Tom Brady shares his side of beef with Chris Jones in Patriots-Chiefs

Chris Jones' respect for Tom Brady didn't stop him from getting all up in his grill Sunday.

The Chiefs defensive lineman had a heated exchange with the Patriots quarterback late in the second half after Kansas City's defense forced a New England incompletion on third down. (You can watch the exchange here.)

Jones later said he was trying to make Brady uncomfortable by getting into with the GOAT.

So, how did Brady feel about Jones' tactics?

"We were going at it for a little bit. He was pretty talkative out there, so I think there's a healthy rivalry," Brady told WEEI's "The Greg Hill Show" on Monday.

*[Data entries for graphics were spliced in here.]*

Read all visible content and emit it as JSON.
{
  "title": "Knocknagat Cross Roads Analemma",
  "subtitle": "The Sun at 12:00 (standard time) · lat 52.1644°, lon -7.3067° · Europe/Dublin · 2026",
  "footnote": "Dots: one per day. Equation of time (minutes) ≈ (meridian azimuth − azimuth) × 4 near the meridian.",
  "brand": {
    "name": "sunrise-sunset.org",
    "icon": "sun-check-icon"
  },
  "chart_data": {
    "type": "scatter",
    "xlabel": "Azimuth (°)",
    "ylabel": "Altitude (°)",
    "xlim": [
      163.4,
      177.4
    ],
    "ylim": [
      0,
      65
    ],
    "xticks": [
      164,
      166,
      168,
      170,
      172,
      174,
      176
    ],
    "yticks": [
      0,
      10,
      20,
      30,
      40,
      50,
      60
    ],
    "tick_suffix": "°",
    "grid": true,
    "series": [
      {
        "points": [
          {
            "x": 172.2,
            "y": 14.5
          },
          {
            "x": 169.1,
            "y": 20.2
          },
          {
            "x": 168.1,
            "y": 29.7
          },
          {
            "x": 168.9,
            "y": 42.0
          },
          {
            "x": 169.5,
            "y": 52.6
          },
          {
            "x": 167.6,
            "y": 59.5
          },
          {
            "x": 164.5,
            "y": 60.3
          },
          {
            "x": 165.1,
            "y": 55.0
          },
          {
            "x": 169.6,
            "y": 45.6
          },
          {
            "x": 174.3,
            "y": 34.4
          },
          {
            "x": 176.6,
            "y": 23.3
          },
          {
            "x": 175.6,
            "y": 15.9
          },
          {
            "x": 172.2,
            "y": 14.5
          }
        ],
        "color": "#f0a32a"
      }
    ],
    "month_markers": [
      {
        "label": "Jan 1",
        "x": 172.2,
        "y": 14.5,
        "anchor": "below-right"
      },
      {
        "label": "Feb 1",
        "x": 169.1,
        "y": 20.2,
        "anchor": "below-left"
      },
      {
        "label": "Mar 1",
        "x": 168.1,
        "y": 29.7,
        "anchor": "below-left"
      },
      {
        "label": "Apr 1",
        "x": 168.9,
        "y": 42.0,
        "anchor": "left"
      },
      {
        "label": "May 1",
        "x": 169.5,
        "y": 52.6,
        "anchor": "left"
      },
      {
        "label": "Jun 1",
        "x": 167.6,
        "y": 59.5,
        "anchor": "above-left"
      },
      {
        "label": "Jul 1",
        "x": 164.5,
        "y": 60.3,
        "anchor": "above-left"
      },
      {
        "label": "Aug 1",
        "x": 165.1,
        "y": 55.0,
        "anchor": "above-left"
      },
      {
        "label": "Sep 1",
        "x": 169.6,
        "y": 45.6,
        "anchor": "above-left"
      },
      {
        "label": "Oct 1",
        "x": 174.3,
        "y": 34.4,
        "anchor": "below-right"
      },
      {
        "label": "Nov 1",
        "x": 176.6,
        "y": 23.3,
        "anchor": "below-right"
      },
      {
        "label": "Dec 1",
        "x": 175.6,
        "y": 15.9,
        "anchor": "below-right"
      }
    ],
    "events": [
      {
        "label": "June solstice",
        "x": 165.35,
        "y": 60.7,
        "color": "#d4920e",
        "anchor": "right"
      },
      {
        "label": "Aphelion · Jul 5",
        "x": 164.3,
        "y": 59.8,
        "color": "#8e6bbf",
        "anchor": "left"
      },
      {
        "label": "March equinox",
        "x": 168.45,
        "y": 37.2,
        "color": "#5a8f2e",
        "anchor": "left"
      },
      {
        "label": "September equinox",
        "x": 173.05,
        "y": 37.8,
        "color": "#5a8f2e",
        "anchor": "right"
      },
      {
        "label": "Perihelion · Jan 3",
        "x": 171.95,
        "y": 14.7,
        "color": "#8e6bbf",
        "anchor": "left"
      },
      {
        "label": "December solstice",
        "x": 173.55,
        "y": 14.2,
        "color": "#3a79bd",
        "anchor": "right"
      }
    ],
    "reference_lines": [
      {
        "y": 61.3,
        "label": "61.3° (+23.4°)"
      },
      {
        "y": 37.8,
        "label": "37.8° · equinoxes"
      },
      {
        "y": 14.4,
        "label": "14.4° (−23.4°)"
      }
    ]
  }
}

Brady wouldn't reveal what Jones said to him -- "definitely nothing that I can really repeat" -- but admitted he took Jones' bait by engaging with the boisterous defensive lineman.

"I typically don't try to make the d-linemen any more angry than they probably already are with me, because they're the ones that get paid to hit me," Brady joked. "So, I don't really give them any incentive typically, but I couldn't really resist at certain points."

Perhaps Brady's back-and-forth with Jones was his way of venting his frustration with the Patriots' offense, which is averaging just 17.6 points per game over its last five contests and looked anemic in Sunday's 23-16 loss to Kansas City.

Jones played some role in New England's struggles, recording a sack, a tackle-for-loss and a QB hit on Brady. But the 42-year-old quarterback believes the Patriots' offense has plenty of room for improvement, regardless of what defense it faces.

"I wish there was one magic thing that you could do and it would just change everything, but there's not," Brady said. "It really comes down to all of us, 11 as a unit, executing well."